Arafat deputy calls Palestinian uprising a mistake
Jerusalem ? Yasser Arafat’s top deputy said the Palestinians made a mistake in taking up arms against Israel and that the policy destroyed the economy and prompted a return of Israeli troops to West Bank towns.
Mahmoud Abbas, a possible successor to the politically weakened and 73-year-old Arafat, called on officials of Arafat’s Fatah movement at a closed-door meeting last month to rein in gunmen and militia groups. The comments, which implicitly criticize Arafat for inaction, are contained in a 20-page transcript obtained by The Associated Press on Wednesday and confirmed by his office after excerpts were published in two Arabic papers.
In the meeting with Fatah officials, Abbas said it was time for soul-searching.
“We should … ask ourselves where we are headed, not by beating ourselves up, but by reviewing the mistakes we have made” he said, according to the transcript.
There has been little public debate in Palestinian society regarding the armed conflict with Israel, even though the fighting has stopped negotiations toward Palestinian statehood and left the economy in a shambles. Also, Israeli troops have reoccupied most West Bank towns, chasing those who are wanted for suicide attacks in Israel.
In his meeting with Fatah officials last month, Abbas said what should have been a nonviolent Palestinian protest had been turned into an armed conflict.
“What happened in these two years, as we see it now, is a complete destruction of everything we built,” he said. “The reason for this is that many people diverted the uprising from its natural path and embarked on a path we can’t handle.”

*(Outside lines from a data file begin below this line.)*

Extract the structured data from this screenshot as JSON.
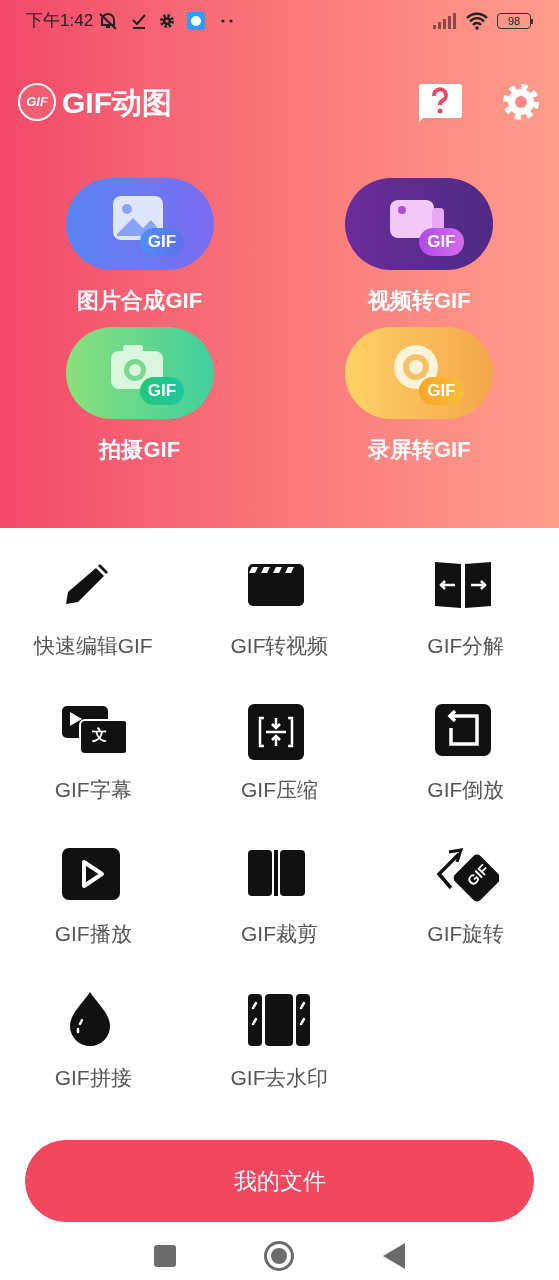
{
  "status_bar": {
    "time": "下午1:42",
    "battery": "98"
  },
  "app_bar": {
    "logo_text": "GIF",
    "title": "GIF动图"
  },
  "features": [
    {
      "kind": "image",
      "badge": "GIF",
      "label": "图片合成GIF"
    },
    {
      "kind": "video",
      "badge": "GIF",
      "label": "视频转GIF"
    },
    {
      "kind": "camera",
      "badge": "GIF",
      "label": "拍摄GIF"
    },
    {
      "kind": "record",
      "badge": "GIF",
      "label": "录屏转GIF"
    }
  ],
  "tools": [
    {
      "kind": "pencil",
      "label": "快速编辑GIF"
    },
    {
      "kind": "clapper",
      "label": "GIF转视频"
    },
    {
      "kind": "split",
      "label": "GIF分解"
    },
    {
      "kind": "subtitle",
      "label": "GIF字幕",
      "icon_text": "文"
    },
    {
      "kind": "compress",
      "label": "GIF压缩"
    },
    {
      "kind": "reverse",
      "label": "GIF倒放"
    },
    {
      "kind": "play",
      "label": "GIF播放"
    },
    {
      "kind": "crop",
      "label": "GIF裁剪"
    },
    {
      "kind": "rotate",
      "label": "GIF旋转",
      "icon_text": "GIF"
    },
    {
      "kind": "drop",
      "label": "GIF拼接"
    },
    {
      "kind": "watermark",
      "label": "GIF去水印"
    }
  ],
  "primary_button": "我的文件"
}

Several months after the violence erupted, moderate Prime Minister Ehud Barak was trounced at the polls by Ariel Sharon, who removed Barak’s peace offers from the table and oversaw a gradual escalation of Israel’s military measures aimed at crushing the uprising.

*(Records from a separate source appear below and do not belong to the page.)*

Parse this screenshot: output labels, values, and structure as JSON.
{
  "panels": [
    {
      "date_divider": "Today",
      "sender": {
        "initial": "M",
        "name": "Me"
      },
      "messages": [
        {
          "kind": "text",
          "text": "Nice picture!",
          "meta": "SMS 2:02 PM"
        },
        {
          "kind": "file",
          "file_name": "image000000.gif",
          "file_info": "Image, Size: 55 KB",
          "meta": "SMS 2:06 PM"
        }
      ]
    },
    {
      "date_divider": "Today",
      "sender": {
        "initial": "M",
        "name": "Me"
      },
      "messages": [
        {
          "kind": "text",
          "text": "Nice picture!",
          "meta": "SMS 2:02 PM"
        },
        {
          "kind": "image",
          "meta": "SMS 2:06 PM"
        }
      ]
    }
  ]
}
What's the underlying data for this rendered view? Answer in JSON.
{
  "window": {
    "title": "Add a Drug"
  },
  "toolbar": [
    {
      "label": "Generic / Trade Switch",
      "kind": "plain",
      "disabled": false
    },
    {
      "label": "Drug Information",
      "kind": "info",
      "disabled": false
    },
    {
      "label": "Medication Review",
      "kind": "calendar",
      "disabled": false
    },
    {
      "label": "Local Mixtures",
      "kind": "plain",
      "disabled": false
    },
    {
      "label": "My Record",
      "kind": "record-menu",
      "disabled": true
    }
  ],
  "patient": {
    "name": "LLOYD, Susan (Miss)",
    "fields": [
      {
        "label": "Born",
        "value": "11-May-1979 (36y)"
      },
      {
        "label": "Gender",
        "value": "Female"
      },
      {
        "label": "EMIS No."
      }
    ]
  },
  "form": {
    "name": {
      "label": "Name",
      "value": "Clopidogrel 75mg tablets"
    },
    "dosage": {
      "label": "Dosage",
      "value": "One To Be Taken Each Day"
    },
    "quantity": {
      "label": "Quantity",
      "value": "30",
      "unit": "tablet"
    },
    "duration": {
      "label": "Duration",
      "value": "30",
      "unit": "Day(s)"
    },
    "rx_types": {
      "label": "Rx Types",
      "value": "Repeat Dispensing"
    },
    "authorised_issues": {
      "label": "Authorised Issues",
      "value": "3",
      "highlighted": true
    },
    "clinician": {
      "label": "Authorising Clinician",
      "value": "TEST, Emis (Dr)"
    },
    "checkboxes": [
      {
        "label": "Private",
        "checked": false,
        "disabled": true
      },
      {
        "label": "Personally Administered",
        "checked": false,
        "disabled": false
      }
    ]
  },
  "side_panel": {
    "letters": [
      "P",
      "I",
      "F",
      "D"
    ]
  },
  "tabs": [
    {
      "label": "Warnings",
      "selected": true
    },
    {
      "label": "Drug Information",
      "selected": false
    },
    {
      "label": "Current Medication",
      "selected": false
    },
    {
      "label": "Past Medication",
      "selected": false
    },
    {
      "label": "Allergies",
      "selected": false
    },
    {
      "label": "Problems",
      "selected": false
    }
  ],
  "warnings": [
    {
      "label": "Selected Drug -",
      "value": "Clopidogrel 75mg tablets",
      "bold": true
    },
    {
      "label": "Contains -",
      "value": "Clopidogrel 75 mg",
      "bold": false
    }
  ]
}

On Wednesday, Sharon insisted he would accept a truncated Palestinian state, addressing a main campaign issue on the eve of a primary election in which polls give him a huge lead over his opponent.
With the hawkish Likud’s primary set for today, newspaper polls gave Sharon a lead of at least 20 percentage points over foreign minister and ex-premier Benjamin Netanyahu, who opposes creation of a Palestinian state under any circumstances.
While Sharon foresees a small, weak Palestinian state under virtual Israeli control, the Likud’s main opponent in Jan. 28 elections, Labor’s Amram Mitzna, favors an Israeli pullout from all of Gaza and most of the West Bank. Polls show the Likud far ahead of Labor.